Key takeaway: The 2025 ruling limits extrapolation while the appeal works through the courts. It doesn’t reduce your obligation to ensure diagnosis documentation is accurate and clinically supported.
Three Things Every Provider Organization Should Do Now
All of these enforcement actions and OIG guidance points converge on the same core practices. If your organization isn’t doing these three things, now is the time to start.
- Read your MA contracts before you sign them. When contracts come up for renewal, look specifically for provisions tied to coding volume, diagnosis capture targets, or addenda programs. If a plan is offering financial incentives connected to how many diagnoses your providers document, that language warrants independent legal review before you accept it.
- Know the 60-day rule, and have a process for it. Federal law requires any party that identifies an overpayment, including an unsupported diagnosis in a submitted record, to report and return it within 60 days. That clock runs for providers independently of what the plan does. If your practice runs internal coding reviews and turns up errors, you need a documented process that covers how discoveries are recorded, when counsel gets involved, and how you act within the window.

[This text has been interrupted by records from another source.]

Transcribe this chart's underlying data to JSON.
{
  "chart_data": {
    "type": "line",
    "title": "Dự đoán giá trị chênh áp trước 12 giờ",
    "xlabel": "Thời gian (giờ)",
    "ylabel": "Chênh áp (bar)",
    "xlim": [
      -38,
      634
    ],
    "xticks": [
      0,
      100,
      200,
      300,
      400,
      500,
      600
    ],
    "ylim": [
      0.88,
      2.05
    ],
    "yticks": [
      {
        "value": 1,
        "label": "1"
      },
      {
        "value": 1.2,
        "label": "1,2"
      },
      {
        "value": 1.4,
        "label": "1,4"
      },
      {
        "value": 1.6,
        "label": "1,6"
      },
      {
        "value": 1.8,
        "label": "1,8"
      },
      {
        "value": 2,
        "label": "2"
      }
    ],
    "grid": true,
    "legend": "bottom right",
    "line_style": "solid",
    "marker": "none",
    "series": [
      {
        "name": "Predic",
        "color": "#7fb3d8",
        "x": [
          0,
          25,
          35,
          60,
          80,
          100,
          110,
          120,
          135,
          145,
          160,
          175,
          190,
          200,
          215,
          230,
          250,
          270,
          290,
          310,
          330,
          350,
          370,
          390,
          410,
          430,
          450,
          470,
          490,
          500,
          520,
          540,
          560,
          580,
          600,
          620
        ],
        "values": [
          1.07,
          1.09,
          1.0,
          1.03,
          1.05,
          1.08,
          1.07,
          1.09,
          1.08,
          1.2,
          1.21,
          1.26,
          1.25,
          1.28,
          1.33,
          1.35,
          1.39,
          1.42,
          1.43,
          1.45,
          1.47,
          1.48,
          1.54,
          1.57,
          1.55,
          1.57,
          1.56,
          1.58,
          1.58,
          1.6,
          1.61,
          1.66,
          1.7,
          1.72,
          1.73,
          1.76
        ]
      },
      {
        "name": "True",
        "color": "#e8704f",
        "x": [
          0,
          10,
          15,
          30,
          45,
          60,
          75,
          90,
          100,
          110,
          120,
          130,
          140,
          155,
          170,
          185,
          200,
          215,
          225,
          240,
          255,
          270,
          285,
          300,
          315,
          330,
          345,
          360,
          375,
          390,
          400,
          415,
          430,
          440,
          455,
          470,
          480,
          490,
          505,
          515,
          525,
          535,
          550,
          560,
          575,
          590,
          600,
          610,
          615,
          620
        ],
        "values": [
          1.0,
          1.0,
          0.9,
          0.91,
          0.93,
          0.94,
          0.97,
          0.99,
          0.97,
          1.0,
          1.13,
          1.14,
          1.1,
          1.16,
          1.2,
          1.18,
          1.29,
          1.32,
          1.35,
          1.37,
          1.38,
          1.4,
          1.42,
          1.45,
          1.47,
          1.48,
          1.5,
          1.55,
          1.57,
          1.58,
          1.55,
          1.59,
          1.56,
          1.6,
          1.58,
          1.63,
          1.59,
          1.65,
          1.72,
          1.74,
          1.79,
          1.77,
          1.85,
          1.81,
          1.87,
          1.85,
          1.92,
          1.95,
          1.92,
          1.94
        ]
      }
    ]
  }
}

- Question post-visit diagnosis requests before acting on them. It doesn’t matter if the request comes from a plan, a coding vendor, or an EMR prompt. Any request to add a diagnosis after a patient encounter should be evaluated against one question: Does the medical record support this as a condition the patient has, and one that was actually assessed during the visit? If the honest answer is no, adding the diagnosis to satisfy the request isn’t compliance. It’s exposure.
Key takeaway: Meaningful MA compliance comes down to knowing your contracts, responding to overpayment discoveries within 60 days, and documenting only what the clinical record genuinely supports.